L'ex-chef du gouvernement a accusé récemment les députés de la France Insoumise d'"un discours islamo-gauchiste": "Une partie de la gauche est dans la complaisance vis-à-vis du communautarisme", de "l'islam politique" et est "irresponsable", selon Manuel Valls. Aux yeux de Jean-Luc Mélenchon, l'accusation est "formulée dans les termes de l'extrême droite" et "confirme l'inaptitude du personnage à mesurer ses propos". Les parlementaires LFI "redout(ent) ce qu'il pourrait être conduit à dire à propos des personnes à qui ses préjugés ethniques ou politiques viendraient à l'opposer dans le dossier de la mission".
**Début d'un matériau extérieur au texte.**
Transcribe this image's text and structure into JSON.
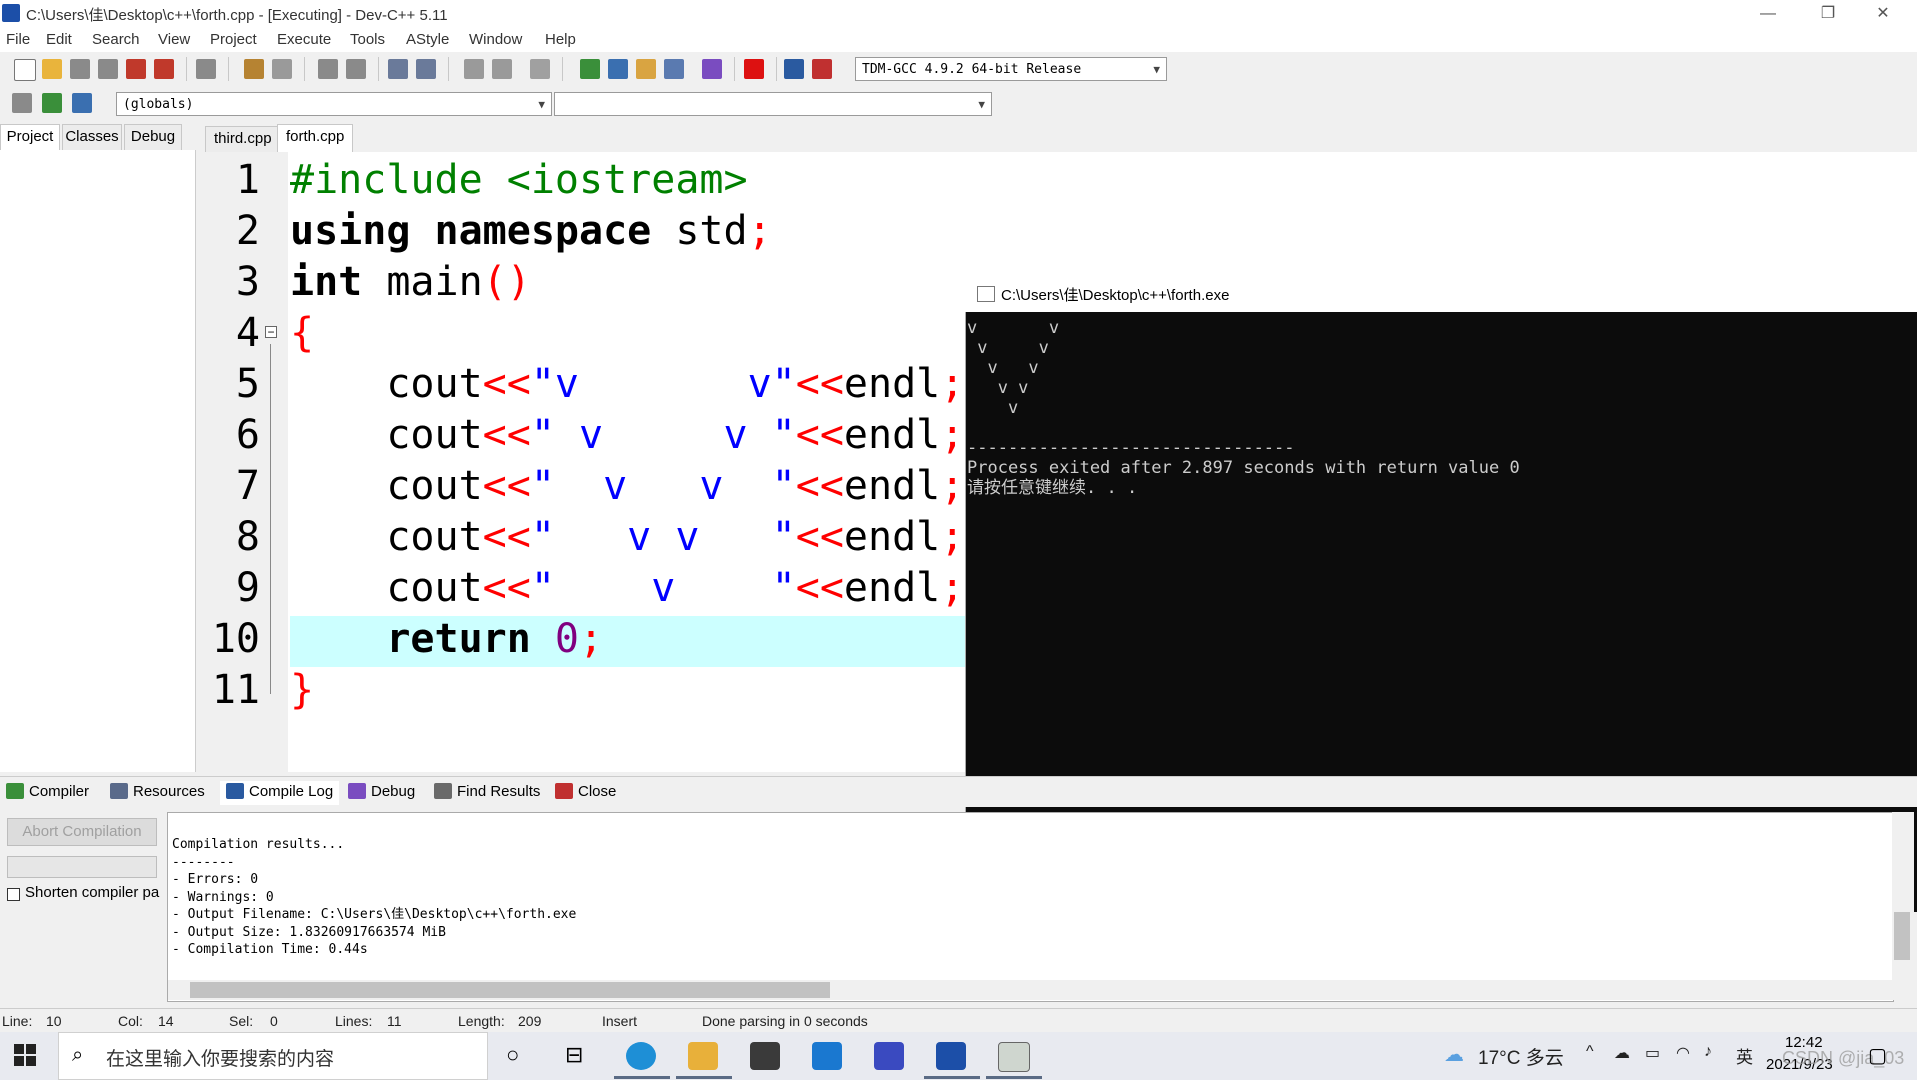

"A la veille d'un référendum décisif (d'autodétermination en 2018, ndlr), ce choix sonne comme un signe de manque d'intérêt qui relègue le sujet à une opération de repêchage d'un ancien Premier ministre", alors même que "celui-ci a déjà été désavoué de toutes les façons possibles dans un passé trop récent", d'après l'ancien candidat à la présidentielle. Jean-Luc Mélenchon souligne qu'il regrette de devoir démissionner après avoir "suivi personnellement chaque étape de la vie politique du territoire depuis avant même les accords entre ses protagonistes".

Manuel Valls réagit 

L'ancien chef du gouvernement a réagi, en trois messages consécutifs, sur Twitter: "Ignoble et outrancier texte de Mélenchon qui en claquant la porte de la mission Nouvelle-Calédonie, affiche son mépris pour les Calédoniens. Que vient faire Israël dans ce débat? Quel lien avec l'islamisme radical? Là encore, des raccourcis et allusions évidentes et délétères. Tous les républicains ont un devoir de vigilance face à ses thèses et prises de position. Personne ne peut laisser passer cela."